Stephanie Coontz, historian and CCF co-chair, heralds these reports as a useful corrective to two myths about poverty. “The first myth is that government can’t do anything about poverty. Cohen shows us where government programs have been uniquely effective in reducing poverty, even over the past three decades of poverty-producing economic trends, and where government could do much more, as many other governments are in fact doing.”

“The second myth,” Coontz contends, “is that getting more women married would solve poverty. But non-marriage is often an outcome of poverty as well as a contributor to it. And Williams shows that in some cases, marriage is actually risky for a woman who is already a single mother. Williams suggests alternative strategies that in combination with Cohen’s proposals may be more helpful in reducing poverty.”
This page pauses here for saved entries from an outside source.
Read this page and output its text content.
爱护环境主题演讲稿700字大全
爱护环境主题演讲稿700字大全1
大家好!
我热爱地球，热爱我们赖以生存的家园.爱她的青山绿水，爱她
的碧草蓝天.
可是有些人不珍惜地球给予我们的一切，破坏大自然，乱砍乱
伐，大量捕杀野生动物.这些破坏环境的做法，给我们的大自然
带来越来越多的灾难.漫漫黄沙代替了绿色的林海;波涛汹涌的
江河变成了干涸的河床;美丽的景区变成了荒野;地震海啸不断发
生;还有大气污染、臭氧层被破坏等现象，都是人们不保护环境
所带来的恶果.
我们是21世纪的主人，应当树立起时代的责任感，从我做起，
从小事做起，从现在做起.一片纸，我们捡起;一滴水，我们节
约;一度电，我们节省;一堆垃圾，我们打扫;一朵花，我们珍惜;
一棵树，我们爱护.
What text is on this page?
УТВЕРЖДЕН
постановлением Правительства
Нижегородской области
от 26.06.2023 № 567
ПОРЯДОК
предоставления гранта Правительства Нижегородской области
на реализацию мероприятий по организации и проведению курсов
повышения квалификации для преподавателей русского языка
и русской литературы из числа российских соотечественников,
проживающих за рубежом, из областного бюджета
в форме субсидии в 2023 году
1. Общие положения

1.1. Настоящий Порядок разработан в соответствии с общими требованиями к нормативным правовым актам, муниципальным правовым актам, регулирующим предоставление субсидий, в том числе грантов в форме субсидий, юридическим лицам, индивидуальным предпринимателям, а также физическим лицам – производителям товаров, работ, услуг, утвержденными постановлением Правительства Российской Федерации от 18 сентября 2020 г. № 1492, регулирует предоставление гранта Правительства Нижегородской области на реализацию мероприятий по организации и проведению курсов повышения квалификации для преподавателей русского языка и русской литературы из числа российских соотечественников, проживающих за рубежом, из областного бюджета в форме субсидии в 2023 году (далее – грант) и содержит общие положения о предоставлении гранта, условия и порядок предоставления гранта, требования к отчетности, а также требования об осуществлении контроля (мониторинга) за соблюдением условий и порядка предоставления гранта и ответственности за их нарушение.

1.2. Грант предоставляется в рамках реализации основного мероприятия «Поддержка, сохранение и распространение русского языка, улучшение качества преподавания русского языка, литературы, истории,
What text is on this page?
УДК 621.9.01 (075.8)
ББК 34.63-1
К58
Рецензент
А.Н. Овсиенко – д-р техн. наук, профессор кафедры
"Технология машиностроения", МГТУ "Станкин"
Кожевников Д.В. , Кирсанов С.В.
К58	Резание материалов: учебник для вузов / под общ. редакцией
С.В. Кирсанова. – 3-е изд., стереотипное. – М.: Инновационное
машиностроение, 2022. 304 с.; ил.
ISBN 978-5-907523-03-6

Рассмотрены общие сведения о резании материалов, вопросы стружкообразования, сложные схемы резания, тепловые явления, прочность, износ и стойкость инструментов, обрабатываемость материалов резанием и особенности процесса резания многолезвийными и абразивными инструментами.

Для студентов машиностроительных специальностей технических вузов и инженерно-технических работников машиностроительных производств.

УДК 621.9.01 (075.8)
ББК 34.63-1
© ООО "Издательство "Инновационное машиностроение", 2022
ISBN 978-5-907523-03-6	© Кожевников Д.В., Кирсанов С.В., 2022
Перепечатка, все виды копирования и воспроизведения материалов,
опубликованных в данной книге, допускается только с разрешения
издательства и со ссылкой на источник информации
Cohen’s report identifies specific government policies that could immediately decrease child poverty. Using analysis from the March 2013 Current Population Survey, Cohen shows how reducing payroll taxes on poor families would ease poverty by 1.6 percent. Reducing work-related expenses such as child care and transportation would decrease poverty by 2.6 percent. And eliminating out of pocket medical costs for poor families would cut poverty by 3.1 percent. The remainder of poverty reduction, according to Cohen, involves improving minimum wage and shifting jobs policies. He points us to the success of Great Britain, which has managed to almost halve child poverty over the past 13 years.

Williams identifies a government policy that does not work: marriage promotion. Williams’  briefing report, “Promoting Marriage among Single Mothers: An Ineffective Weapon in the War on Poverty?“, examines the conventional wisdom on single mothers and marriage promotion (get ’em married to solve poverty!), and demonstrates that promoting marriage has been an ineffective way of reducing poverty among single mothers and their children. She suggests that a more effective approach would be to focus on decreasing unintended or mistimed births through public education, increasing sexual and reproductive health resources, and providing early and comprehensive sexuality education.